Le récit allégorique
De manière tout à fait pertinente, l’exposition s’ouvrait sur une évocation de deux thèmes liés à la Grande Peste : les danses macabres représentées sur les murs des cimetières et des couvents, et le « triomphe de la mort », inauguré par Pietro Lorenzetti à Sienne en 1348, chanté par Pétrarque dans les poèmes allégoriques des Triomphes, commencés en 1338 et repris dix ans après la mort de Laure, son inspiratrice, emportée par l’épidémie en 1348. La même hantise se retrouve en France, en pleine guerre de Cent Ans, dans le Testament de François Villon.
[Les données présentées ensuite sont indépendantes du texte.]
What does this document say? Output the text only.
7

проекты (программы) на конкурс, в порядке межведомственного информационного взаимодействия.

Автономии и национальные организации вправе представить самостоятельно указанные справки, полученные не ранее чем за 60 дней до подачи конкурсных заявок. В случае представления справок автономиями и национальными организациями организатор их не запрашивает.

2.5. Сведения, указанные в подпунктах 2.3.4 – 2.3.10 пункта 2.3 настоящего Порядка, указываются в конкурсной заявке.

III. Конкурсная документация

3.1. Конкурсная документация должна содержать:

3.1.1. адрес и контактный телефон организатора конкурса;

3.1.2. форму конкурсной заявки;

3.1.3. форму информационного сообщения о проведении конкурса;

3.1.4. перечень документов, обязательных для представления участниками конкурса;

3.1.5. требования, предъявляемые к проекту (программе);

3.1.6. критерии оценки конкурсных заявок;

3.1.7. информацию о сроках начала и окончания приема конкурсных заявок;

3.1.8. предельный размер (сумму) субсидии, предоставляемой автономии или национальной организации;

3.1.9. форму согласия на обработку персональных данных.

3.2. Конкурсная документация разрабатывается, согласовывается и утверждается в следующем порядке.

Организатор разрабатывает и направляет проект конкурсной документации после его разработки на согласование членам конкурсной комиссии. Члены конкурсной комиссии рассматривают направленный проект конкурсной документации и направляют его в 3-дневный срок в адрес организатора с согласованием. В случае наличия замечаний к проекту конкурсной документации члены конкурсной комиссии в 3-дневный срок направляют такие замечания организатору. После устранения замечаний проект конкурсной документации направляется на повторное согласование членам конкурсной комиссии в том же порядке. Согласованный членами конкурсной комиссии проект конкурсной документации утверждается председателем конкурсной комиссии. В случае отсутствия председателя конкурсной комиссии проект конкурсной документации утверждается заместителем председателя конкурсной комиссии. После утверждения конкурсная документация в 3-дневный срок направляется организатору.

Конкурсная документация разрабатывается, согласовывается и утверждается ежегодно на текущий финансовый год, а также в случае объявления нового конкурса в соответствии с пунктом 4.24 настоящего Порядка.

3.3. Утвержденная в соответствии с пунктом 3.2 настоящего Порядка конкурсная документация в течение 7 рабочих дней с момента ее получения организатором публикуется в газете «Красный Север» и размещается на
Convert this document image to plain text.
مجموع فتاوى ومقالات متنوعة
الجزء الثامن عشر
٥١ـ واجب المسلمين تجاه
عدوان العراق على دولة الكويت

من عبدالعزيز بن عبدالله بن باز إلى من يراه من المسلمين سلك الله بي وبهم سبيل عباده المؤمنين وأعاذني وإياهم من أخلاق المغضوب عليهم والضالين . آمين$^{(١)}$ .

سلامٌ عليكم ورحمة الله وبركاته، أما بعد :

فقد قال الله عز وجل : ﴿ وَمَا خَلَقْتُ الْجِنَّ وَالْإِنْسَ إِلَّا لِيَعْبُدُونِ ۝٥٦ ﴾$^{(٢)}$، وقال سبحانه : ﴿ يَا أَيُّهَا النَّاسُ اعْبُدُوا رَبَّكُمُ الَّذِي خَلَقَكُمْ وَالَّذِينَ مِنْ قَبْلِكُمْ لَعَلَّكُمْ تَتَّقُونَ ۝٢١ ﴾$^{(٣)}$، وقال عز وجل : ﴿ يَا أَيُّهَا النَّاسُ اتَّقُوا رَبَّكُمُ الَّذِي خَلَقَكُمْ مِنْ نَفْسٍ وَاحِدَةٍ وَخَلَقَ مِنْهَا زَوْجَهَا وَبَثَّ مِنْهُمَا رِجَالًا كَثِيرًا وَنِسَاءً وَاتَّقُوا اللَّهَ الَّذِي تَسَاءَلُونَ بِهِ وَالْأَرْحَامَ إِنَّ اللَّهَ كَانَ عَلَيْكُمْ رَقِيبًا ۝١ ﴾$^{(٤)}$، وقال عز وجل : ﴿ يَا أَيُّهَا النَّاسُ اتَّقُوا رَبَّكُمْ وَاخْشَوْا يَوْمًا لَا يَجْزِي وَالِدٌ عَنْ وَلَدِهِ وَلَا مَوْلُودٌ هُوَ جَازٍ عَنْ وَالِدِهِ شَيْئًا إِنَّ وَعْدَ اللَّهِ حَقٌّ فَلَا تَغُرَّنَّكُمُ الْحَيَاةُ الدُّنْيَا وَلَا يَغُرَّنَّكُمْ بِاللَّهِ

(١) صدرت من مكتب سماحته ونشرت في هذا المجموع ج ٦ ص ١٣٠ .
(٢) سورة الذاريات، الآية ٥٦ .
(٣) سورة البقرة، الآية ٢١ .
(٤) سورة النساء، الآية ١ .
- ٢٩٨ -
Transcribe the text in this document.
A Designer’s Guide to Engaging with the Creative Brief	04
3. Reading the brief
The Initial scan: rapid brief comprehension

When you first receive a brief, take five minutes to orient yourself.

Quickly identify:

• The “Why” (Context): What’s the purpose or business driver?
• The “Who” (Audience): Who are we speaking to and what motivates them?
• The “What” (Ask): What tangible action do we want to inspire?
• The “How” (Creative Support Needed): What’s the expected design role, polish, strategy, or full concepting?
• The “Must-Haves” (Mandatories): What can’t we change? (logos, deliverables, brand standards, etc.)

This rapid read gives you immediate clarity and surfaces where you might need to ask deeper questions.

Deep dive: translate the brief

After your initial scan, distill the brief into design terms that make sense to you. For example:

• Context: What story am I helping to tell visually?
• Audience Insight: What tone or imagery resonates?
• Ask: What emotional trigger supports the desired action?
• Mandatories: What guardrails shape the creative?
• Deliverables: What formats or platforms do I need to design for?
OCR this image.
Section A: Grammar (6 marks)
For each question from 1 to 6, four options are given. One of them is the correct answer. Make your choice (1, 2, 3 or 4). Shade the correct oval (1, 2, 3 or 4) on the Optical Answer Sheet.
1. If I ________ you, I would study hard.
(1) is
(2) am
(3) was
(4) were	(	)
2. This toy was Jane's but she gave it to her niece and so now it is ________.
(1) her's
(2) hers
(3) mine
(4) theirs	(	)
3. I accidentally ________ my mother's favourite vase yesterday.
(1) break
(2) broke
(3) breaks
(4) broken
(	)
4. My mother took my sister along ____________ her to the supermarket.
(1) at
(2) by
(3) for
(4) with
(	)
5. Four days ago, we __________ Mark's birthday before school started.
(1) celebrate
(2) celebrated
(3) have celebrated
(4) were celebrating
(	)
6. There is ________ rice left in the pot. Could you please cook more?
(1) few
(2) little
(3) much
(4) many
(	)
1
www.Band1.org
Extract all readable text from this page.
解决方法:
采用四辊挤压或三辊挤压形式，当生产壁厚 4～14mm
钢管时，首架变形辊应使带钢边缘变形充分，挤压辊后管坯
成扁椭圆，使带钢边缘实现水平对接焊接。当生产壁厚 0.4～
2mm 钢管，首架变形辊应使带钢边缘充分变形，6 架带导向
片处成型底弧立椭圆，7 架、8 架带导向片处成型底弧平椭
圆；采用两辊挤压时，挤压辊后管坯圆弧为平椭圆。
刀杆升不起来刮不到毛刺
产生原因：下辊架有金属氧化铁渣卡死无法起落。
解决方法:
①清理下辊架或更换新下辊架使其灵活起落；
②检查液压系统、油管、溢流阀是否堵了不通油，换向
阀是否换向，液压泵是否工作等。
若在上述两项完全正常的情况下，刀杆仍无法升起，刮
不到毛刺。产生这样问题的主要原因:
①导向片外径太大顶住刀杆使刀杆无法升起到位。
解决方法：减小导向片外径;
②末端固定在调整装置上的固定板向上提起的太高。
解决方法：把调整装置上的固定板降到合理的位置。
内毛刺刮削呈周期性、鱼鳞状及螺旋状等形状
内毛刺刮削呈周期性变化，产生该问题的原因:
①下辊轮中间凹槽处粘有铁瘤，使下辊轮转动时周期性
Des gravures de squelettes, pourvues de sentences morales, et révélatrices des progrès de l’anatomie, une Procession macabre (vers 1619) d’Hendrick Hondius l’Ancien, Le Triomphe de la Mort (vers 1539) de Georg Pencz, illustraient cette émergence de la figure de la mort comme allégorie, avec en contrepoint la suite polémique de lithographies Le Socialisme, nouvelle danse des morts (1849-1850), d’après Alfred Rethel, des eaux-fortes de Charles Sénard, des œuvres expressionnistes d’Armand Avril et d’Erró, et des sculptures du Nigeria (peuple tiv?), qui venaient souligner la pérennité et l’universalité du sujet.
Une section articulait ensuite le thème de la vanité avec celui des âges de la vie : de Dürer (La Promenade, gravure sur cuivre, vers 1498) à Rembrandt (Le Jeune Couple et la Mort, eau-forte, 1639), les amoureux sont guettés par la mort, de même que la michelangelesque Femme à sa toilette du monogrammiste M (burin, xvie siècle). L’interrogation sur le bon emploi de chaque étape de la vie est aussi explorée par les artistes (Cornelis Jacobsz. Schaeck, Intérieur de savetier, huile sur bois, xviie siècle) tandis que la Femme âgée avec un livre dans un intérieur (huile sur bois, vers 1620-1630)d’Hendrick Gerritsz. Pot semble, sans regarder le sablier posé à sa droite, méditer sur le fil de son existence et le temps qu’il lui reste ici-bas. En contrepoint, cette thématique a été reprise pour Faces, vieillards et nourrissons de Philippe Bazin (50 tirages photographiques, 1985-1988).
Dans la section intitulée « Fragile jeunesse », Vanité (burin, après 1594), reprenant un motif du grand maniériste flamand Hendrick Goltzius, montre un enfant le bras posé sur un crâne, combinaison saisissante qui souligne la brièveté de la vie, ce qui vaut aussi pour les représentations d’enfants jouant à faire des bulles de savon, en écho à la devise Est homo bulla (« L’homme est une bulle ») formulée par les auteurs latins Varron et Lucain, et qu’Érasme reprendra dans ses Adages. Dans cette section, les rapprochements avec des œuvres d’art contemporain se révélaient particulièrement justifiés et efficaces : ainsi de la confrontation entre Jeune homme tenant un crâne (burin, 1519) de Lucas de Leyde et Cemetery Youth (assemblage de 15 photographies, 1980) de Gilbert & George.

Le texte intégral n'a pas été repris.